Step 5: Set Up a Question-Answering Chain

Next, we set up a question-answering chain using LangChain's RetrievalQA class. This class will allow us to use the retrieved documents to answer a user’s query using an OpenAI model.

from langchain.chains import RetrievalQA
from langchain.llms import OpenAI

llm = OpenAI(openai_api_key="YOUR_OPENAI_API_KEY")
qa_chain = RetrievalQA.from_chain_type(
    llm=llm,
    chain_type="stuff",
    retriever=retriever,
    return_source_documents=True
)

We also define a helper function to process the model's response and display the result along with the source documents.

def process_llm_response(llm_response):
    print(llm_response['result'])
    print('\n\nSources:')
    for source in llm_response["source_documents"]:
        print(source.metadata['source'])

query = "How much money did Microsoft raise?"
llm_response = qa_chain.invoke(query)
process_llm_response(llm_response)

Step 6: Clean Up

After you’re done testing, you can delete the ChromaDB collection to free up space:

vectordb.delete_collection()

This implementation demonstrates how to build a document retrieval system using LangChain, OpenAI, and ChromaDB. By following these steps, you can create a system that loads, splits, and indexes a set of documents, then uses powerful language models to answer queries based on that data.

Conclusion

Chroma DB is a powerful, open-source alternative for developers who want to explore vector databases without incurring additional costs.
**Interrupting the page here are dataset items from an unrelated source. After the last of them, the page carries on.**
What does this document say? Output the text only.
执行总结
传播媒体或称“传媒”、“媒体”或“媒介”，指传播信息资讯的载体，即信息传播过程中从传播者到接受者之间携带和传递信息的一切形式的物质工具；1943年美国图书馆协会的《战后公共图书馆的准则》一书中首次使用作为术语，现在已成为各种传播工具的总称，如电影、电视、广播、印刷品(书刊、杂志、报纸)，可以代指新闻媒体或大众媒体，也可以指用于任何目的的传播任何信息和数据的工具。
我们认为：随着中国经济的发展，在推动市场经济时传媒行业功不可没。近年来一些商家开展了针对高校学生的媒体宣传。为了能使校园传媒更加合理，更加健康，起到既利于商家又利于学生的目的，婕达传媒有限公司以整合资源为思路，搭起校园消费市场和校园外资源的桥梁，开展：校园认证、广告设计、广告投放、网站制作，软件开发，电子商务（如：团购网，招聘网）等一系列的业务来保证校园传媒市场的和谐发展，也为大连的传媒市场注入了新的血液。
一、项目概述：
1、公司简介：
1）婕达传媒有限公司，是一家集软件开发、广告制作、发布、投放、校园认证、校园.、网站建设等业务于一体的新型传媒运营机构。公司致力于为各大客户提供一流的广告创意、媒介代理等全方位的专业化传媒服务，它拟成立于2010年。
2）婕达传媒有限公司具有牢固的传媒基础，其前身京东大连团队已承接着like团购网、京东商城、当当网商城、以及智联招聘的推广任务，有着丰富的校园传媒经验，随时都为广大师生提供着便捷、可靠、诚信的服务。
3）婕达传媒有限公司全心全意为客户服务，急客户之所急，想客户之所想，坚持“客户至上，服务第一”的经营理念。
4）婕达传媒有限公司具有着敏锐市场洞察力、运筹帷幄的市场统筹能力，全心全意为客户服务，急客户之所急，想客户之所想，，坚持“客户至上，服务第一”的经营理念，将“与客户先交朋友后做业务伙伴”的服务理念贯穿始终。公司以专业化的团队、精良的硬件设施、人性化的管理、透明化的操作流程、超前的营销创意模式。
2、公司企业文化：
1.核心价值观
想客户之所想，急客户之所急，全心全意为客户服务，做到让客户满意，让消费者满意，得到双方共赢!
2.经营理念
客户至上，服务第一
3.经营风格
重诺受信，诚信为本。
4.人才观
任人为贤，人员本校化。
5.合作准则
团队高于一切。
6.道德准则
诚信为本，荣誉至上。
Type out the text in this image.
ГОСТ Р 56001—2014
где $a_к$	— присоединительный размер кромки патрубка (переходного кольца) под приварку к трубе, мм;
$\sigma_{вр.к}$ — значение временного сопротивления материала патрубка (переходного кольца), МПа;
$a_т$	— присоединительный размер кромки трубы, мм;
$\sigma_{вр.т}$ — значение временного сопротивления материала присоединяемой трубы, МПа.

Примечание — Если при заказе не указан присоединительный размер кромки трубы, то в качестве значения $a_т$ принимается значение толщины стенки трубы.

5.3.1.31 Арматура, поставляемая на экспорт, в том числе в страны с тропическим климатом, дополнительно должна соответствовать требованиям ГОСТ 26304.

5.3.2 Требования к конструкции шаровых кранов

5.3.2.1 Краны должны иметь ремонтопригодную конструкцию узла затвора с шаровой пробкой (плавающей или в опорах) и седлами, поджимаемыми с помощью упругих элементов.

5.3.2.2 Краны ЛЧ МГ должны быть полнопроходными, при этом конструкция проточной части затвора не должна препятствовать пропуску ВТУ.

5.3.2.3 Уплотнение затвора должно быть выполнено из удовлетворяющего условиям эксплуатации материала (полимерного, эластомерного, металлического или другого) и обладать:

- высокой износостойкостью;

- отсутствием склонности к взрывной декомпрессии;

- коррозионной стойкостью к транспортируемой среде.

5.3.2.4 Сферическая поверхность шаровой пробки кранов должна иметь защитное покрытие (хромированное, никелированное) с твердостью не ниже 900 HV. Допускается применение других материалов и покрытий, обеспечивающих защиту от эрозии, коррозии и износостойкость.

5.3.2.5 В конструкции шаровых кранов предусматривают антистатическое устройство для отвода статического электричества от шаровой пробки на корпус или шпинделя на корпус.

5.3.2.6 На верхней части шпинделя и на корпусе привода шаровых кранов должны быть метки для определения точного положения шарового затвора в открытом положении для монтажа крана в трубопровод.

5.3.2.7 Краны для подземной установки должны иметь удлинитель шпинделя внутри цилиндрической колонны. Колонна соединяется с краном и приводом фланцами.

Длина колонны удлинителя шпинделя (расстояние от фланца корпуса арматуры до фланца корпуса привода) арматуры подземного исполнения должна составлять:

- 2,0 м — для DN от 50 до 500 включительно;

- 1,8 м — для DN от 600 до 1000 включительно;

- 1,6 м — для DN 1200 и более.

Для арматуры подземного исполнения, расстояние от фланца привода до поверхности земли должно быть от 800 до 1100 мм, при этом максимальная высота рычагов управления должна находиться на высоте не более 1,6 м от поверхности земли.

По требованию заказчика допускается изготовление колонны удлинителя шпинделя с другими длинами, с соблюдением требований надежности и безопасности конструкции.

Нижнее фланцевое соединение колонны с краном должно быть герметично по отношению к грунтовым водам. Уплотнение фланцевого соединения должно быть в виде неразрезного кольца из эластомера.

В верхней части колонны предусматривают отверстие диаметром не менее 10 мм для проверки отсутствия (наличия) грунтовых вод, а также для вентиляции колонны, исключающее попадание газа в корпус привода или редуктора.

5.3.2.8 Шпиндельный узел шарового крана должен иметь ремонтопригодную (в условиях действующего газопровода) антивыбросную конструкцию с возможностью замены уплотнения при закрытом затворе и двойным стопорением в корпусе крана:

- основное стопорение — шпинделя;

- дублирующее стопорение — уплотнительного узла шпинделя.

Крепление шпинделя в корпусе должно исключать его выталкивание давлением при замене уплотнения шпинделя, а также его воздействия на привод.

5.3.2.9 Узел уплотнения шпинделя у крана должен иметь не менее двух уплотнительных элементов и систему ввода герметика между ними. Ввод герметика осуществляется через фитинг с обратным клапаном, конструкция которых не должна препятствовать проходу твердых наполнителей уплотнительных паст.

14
Its flexibility and customizability make it an excellent choice for applications where control and cost-efficiency are priorities. Whether you choose Pinecone for its managed infrastructure or Chroma DB for its open-source nature, the possibilities of vector databases are endless.

"Innovation happens when technology and creativity meet the freedom to explore."